Tuesday, 16 January 2007: 9:15 AM
High performance distributed data reduction and analysis with the netCDF Operators (NCO)
217A (Henry B. Gonzalez Convention Center)
The netCDF Operator (NCO) software facilitates manipulation and analysis of gridded geoscience data stored in the self-describing netCDF format. NCO has helped researchers analyze and data-centers serve netCDF data for about ten years. In the last decade NCO has acquired significant functionality including shared memory threading, a message-passing interface, network transparency, and an interpreted language parser. NCO is optimized to efficiently analyze large multi-dimensional datasets spanning many files on local and remote clusters. NCO treats data files as a high level data type whose contents may be simultaneously manipulated by a single command. Institutions and data portals often use NCO for middleware, to hyperslab and aggregate dataset requests, while scientific researchers use NCO to perform three general functions: arithmetic operations, data permutation and compression, and metadata editing. We give an overview of NCO's design philosophy, primary features, and future plans.

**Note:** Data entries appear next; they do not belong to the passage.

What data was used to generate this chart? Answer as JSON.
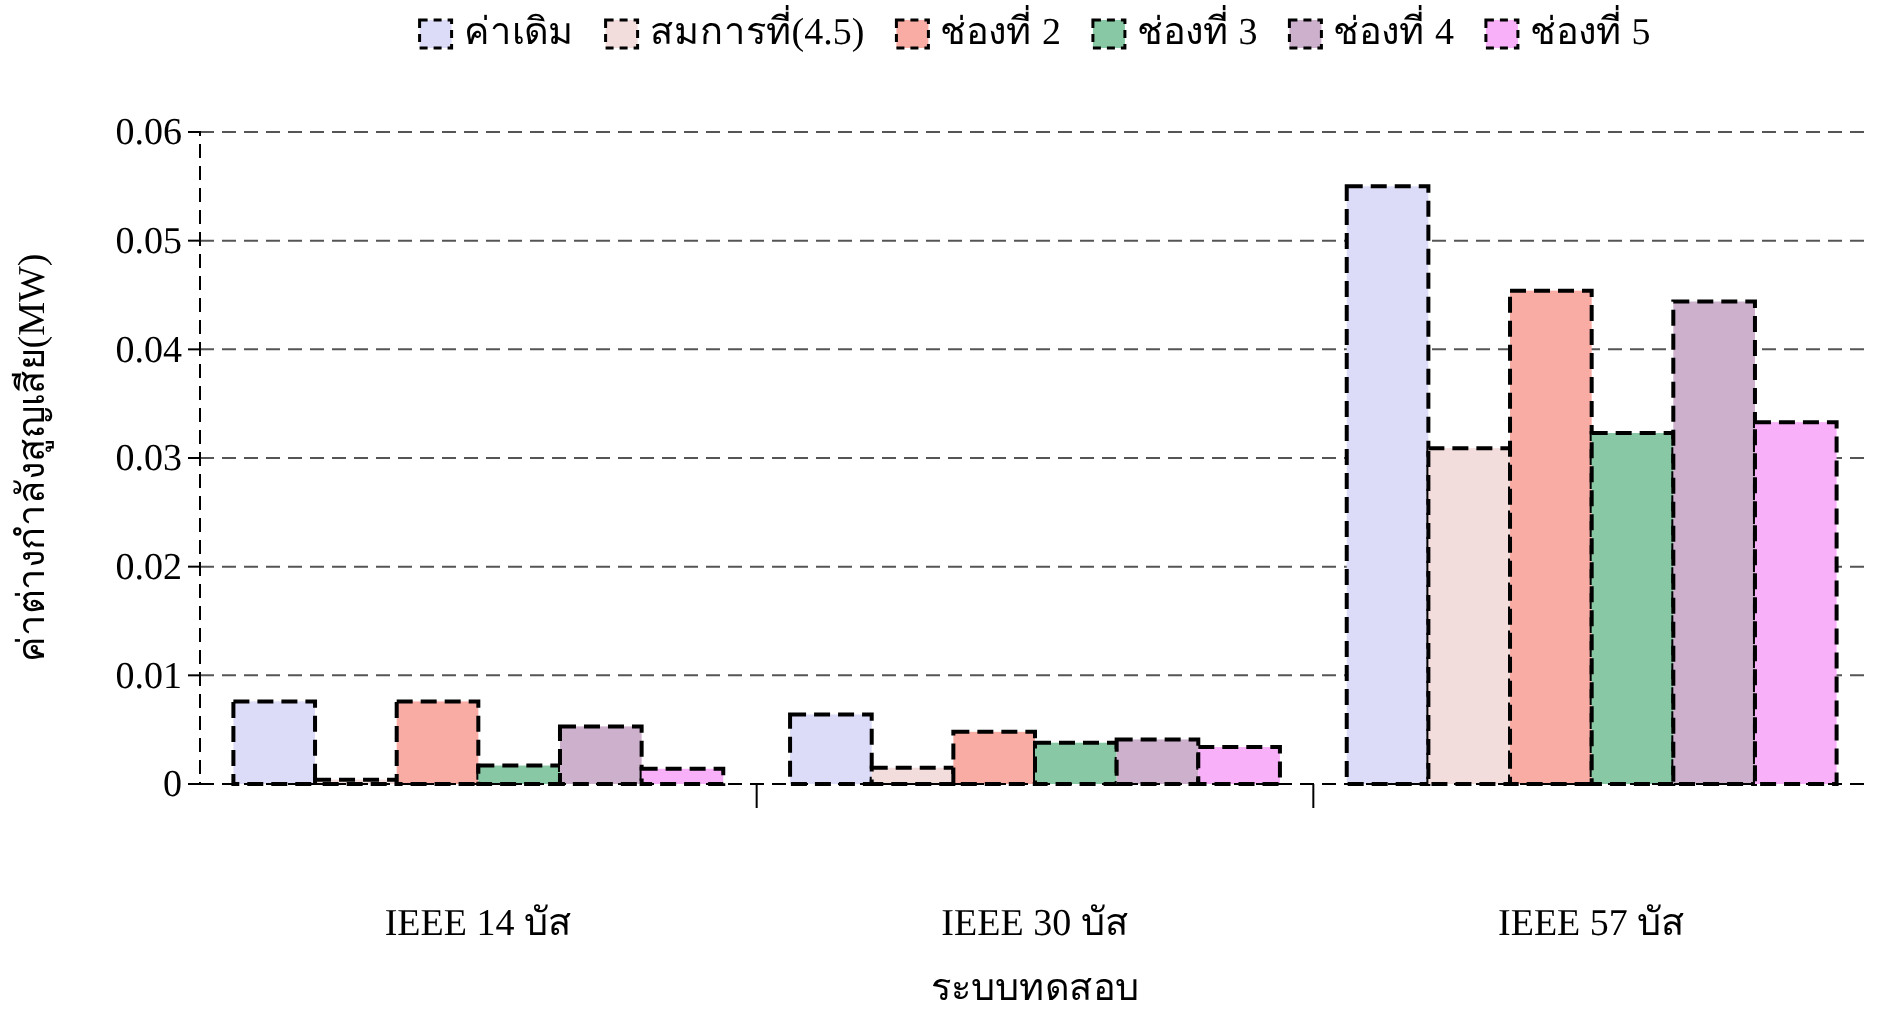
{
  "chart_data": {
    "type": "bar",
    "xlabel": "ระบบทดสอบ",
    "ylabel": "ค่าต่างกำลังสูญเสีย(MW)",
    "categories": [
      "IEEE 14 บัส",
      "IEEE 30 บัส",
      "IEEE 57 บัส"
    ],
    "series": [
      {
        "name": "ค่าเดิม",
        "color": "#dcdcf8",
        "values": [
          0.0076,
          0.0064,
          0.055
        ]
      },
      {
        "name": "สมการที่(4.5)",
        "color": "#f2dcdc",
        "values": [
          0.0004,
          0.0015,
          0.0309
        ]
      },
      {
        "name": "ช่องที่ 2",
        "color": "#f8aca4",
        "values": [
          0.0076,
          0.0048,
          0.0454
        ]
      },
      {
        "name": "ช่องที่ 3",
        "color": "#88c8a4",
        "values": [
          0.0017,
          0.0038,
          0.0323
        ]
      },
      {
        "name": "ช่องที่ 4",
        "color": "#ccb0cc",
        "values": [
          0.0053,
          0.0041,
          0.0444
        ]
      },
      {
        "name": "ช่องที่ 5",
        "color": "#f8b0f8",
        "values": [
          0.0014,
          0.0034,
          0.0333
        ]
      }
    ],
    "ylim": [
      0,
      0.06
    ],
    "yticks": [
      0,
      0.01,
      0.02,
      0.03,
      0.04,
      0.05,
      0.06
    ],
    "grid": "y",
    "legend": "top"
  }
}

The bulk of our presentation will describe how NCO can access and reduce distributed multi-file terascale datasets swiftly and with relative ease. These features include 1) a server-side implementation of NCO which efficiently shares the analysis workload with the client to reduce network bandwidth required and improve throughput; 2) automatic threading of workloads within each file; and 3) compatibility with multiple transfer protocols including OPeNDAP, FTP, and SFTP. We will illustrate this functionality using datset reduction of climate simulations from the Intergovernmental Panel on Climate Change (IPCC) fourth assessment report (AR4).
Supplementary URL: http://nco.sf.net